Everybody loves a good collaboration, Kanye and Jay-Z made us watch the throne, Dre and Snoop had us sippin gin and juice and Kanye showed us all of the lights with basically everybody in the music industry. Musically, collaborations change the game and help artists come together and create something bigger for each audience to enjoy and enhance their brands. Fashion basically does the same thing; two great artists, creating something new and fresh for their different audiences doubling up for an unforgettable treat for the masses.
Brand collaborations are nothing new, mostly seen with catwalk designers creating mutual, beneficial trade-offs with mass-market retailers such as H&M and basically every high end fashion designers out there, they are now branched out to high end fashion houses collaborating with the overly everywhere street wear designers to create buzz for the high end houses. There are different types of fashion collaborations; from celeb and brand collabs, to fashion and sport, and artist and designers who share an aesthetic sensibility reaching for something they couldn’t create themselves.
2018 though was the height of this, seeing great collaborations from Burberry and Vivienne Westwood, Luis Vuitton and Supreme, Fendi and Fila, JW Anderson and Converse and my personal favorite Burberry and Gosha Rubchinsky. It’s become the norm for high end and street wear to collaborate and give us high end street wear, whereas before it was the other way around, street wear needing high end to build.
These collaborations bring flair and street together creating a beneficial market for both fashion classes, we are seeing more and more of these collaborations charging the fashion pages of the world. The start of such collaborations began with mass market retail giant H&M and the late yet forever great Karl Lagerfeld a 15 years ago. Most people seeing this as a non beneficial fashion faux pas at the time, didn’t see a future in such collaborations but according to Vogue Magazine history, the collaboration sold out almost immediately, items flying off the rack, seeing a need for high end to meet retail, it’s been a booming market strategy. Since then, collaborating has diversified from not just fashion designers and fashion houses but celebs have jumped on the band wagon and who can blame them? This is a great exploitation for both celeb and fashion house. We’ve seen such great collaborations such as Vetements and everyone from Rihanna to Asap Rocky, Guess and Asap Recently, early last year Moncler released a new business venture entirely based on multiple collaborations with a mix of diverse designers from cult Japanese designers Kei Ninomiya and Hiroshi Fujiwara, street wear buzz label Palm Angels all the way to high end fashion’s Valentino’s couture king Pierpaolo Piccioli and many more. The Italian brand dubbed it the Genius project and genius it was. According to sales revenue from Vogue, it garnered a 27 percent jump in revenue in the first half of 2018 alone showing other brands collaborations can be like a DJ Khaled track, the more the merrier and definitely more beneficial for all.
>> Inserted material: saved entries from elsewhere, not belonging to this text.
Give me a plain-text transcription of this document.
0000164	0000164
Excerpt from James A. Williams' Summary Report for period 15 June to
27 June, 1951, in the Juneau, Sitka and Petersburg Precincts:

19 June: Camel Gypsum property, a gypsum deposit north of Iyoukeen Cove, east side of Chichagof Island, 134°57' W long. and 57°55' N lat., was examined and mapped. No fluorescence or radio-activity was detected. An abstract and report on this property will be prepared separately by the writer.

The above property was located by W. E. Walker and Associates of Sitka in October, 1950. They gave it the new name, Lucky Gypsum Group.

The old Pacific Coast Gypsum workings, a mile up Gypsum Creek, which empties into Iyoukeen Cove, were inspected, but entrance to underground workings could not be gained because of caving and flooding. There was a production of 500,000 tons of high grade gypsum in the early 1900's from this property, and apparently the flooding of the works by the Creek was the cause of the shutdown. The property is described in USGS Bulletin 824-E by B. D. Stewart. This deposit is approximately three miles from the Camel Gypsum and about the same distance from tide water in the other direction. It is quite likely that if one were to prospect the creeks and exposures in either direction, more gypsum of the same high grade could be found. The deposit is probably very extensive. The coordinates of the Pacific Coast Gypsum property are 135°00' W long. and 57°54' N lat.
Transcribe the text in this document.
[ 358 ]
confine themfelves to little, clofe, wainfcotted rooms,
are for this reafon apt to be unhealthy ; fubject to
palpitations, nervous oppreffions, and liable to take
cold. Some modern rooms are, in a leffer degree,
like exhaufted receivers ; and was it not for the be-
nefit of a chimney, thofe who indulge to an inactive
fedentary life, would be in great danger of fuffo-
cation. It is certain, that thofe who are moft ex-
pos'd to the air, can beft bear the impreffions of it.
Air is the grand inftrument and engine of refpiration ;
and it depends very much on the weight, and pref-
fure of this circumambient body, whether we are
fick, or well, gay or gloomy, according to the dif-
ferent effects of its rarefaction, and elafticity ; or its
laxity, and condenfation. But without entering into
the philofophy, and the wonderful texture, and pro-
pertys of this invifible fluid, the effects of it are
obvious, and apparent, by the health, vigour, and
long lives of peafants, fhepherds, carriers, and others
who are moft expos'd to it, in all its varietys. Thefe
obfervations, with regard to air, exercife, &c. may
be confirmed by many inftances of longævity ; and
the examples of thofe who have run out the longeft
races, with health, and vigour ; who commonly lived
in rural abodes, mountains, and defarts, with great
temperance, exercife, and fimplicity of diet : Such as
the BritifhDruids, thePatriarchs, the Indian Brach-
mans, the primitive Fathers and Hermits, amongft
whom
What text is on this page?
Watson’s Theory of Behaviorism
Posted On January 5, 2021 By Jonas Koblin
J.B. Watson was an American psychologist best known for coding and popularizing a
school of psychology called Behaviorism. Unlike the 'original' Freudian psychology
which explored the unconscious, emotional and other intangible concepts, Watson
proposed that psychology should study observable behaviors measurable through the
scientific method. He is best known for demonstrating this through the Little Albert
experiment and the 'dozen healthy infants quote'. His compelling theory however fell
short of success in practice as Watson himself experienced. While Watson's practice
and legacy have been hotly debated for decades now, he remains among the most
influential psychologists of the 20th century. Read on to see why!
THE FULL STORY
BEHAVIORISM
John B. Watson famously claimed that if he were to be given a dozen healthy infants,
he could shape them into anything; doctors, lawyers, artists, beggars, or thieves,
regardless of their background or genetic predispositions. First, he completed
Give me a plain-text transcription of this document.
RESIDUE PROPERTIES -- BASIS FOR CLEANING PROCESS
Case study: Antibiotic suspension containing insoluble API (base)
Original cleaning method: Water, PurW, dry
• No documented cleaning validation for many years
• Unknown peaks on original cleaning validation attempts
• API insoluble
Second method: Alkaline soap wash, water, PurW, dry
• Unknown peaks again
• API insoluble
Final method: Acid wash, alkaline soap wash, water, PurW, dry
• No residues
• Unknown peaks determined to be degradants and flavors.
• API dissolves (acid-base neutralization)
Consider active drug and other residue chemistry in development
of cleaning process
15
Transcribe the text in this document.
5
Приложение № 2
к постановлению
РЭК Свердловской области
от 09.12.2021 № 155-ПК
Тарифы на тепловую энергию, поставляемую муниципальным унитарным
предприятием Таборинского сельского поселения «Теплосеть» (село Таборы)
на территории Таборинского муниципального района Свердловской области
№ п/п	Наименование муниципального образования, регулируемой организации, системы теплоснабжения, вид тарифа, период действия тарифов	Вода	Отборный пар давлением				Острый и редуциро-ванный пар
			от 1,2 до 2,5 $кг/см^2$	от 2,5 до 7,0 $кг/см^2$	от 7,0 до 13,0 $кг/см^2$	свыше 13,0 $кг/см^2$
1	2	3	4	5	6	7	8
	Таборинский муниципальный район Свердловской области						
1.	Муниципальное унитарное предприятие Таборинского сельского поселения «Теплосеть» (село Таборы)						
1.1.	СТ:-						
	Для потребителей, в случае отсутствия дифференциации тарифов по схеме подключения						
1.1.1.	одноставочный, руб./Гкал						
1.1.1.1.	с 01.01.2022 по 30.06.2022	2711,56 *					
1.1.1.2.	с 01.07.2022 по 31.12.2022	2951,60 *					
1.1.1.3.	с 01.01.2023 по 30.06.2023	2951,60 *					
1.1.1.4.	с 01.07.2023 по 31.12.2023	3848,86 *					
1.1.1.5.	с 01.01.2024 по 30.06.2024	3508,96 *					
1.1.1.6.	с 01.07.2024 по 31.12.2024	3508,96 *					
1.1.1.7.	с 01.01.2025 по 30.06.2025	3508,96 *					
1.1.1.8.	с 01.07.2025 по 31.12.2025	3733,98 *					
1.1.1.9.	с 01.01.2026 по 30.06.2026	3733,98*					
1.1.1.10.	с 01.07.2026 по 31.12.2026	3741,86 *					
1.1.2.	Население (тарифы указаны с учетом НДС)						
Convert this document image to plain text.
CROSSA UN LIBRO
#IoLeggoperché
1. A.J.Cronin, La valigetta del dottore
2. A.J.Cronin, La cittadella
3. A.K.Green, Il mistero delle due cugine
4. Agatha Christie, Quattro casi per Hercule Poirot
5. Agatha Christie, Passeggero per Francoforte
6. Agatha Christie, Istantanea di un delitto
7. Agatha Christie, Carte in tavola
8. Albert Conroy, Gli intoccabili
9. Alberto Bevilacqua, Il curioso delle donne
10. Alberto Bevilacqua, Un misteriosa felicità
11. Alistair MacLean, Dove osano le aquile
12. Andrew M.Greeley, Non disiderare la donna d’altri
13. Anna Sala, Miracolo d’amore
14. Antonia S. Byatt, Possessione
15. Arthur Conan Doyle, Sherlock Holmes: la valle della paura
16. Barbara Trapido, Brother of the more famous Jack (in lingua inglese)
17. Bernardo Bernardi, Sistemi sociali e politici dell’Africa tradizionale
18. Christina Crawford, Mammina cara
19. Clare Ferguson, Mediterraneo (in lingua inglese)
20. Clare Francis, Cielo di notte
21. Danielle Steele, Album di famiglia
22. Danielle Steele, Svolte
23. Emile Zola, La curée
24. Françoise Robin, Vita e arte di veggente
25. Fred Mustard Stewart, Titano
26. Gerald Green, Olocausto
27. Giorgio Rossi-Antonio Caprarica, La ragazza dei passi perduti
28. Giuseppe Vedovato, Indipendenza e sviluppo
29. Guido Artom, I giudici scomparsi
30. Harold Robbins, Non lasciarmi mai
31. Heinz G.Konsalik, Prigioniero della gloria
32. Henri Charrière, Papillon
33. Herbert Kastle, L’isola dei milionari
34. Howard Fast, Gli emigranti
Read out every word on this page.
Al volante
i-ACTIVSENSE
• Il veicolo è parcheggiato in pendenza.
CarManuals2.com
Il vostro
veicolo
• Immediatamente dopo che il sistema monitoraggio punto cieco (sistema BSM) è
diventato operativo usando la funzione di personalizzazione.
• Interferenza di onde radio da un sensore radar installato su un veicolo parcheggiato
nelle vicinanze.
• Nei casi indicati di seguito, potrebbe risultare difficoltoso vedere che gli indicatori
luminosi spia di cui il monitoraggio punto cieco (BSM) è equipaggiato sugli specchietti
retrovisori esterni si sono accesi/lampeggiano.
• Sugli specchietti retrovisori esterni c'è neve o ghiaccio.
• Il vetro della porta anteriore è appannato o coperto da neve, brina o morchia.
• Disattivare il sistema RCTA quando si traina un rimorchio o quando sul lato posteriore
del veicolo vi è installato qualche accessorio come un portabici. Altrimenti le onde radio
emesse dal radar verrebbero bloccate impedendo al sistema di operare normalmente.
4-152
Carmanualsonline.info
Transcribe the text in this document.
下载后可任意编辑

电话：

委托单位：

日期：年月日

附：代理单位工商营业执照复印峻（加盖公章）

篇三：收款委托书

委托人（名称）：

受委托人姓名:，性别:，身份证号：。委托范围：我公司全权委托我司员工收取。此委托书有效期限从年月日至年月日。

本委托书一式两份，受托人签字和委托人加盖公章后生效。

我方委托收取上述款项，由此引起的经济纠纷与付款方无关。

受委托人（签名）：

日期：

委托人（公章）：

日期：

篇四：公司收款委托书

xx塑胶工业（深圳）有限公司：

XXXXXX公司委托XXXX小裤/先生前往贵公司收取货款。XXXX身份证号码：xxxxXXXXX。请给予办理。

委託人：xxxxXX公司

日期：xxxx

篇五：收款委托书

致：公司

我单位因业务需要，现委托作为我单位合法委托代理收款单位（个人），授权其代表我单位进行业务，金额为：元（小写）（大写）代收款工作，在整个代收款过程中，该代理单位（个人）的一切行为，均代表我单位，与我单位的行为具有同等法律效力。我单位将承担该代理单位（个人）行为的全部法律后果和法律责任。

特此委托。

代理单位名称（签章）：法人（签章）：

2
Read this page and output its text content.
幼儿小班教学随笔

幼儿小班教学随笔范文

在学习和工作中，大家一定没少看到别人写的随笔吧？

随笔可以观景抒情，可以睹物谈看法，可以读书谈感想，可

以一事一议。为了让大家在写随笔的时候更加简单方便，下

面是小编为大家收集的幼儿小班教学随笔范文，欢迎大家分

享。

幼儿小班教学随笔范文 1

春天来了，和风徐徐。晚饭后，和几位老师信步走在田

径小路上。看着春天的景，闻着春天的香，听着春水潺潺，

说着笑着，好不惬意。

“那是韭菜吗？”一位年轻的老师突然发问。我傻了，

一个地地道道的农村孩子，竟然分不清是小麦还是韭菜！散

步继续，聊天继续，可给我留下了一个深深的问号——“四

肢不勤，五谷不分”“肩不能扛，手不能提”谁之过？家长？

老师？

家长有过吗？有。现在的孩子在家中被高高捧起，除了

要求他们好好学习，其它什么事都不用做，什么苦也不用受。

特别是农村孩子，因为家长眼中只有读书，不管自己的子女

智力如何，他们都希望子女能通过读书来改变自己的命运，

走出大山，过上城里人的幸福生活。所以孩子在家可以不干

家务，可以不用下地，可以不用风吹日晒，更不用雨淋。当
Since then, the later half of 2018 saw major collaborations of not just street wear and high end collaborations but high end and high end collabs; including the ever so wonderful and irresistible capsule collab of Vivienne Westwood and Burberry, two powerhouse high end houses creating for the masses. Now if you think this is ground breaking the true king of collaborating H&M hasn’t slowed down. From working with Rei Kawakubo, Versace, Martin Margiela, in 2018 the ambitiousness of H&M and its partnership craze reached new levels bringing in street wear vanguard Jeremy Scott the creator of one of the greatest sneakers, my personal top faves, the Adidas wings. As Ann-Sofie Johannson, the creative advisor of H&M said, “The word collaboration is now part of fashions’ everyday language. With each collaboration, the aim is to pin point the essence of the brand. It is all about capturing the designers’ or the brands’ DNA and offering it to the world”. Besides releasing their own clothing line H&M prides itself by collaborating with a different designer each year, sometimes two and last year saw Jeremy Scott delivering a star studded runway show in New York delivering a street wear kissed and celebrated H&M line giving H&M a link into the ever popular phenomenon of street wear.
Collaborating now seen as a here to stay trend offers great artistic and ground breaking fashion looks and ideas for designers and affordability and access to the masses. Collaborations although seen as a no no are a definite YES in today’s world, giving us one of a kinds, new looks and master pieces the world can enjoy and acquire. Although starting off as just a marketing tester and risk, collaborations are a new power move the fashion industry cannot go without, bringing different fashion worlds together and providing high end lovers a chance to access catwalk looks. This had become a great business strategy the world is delighted to have.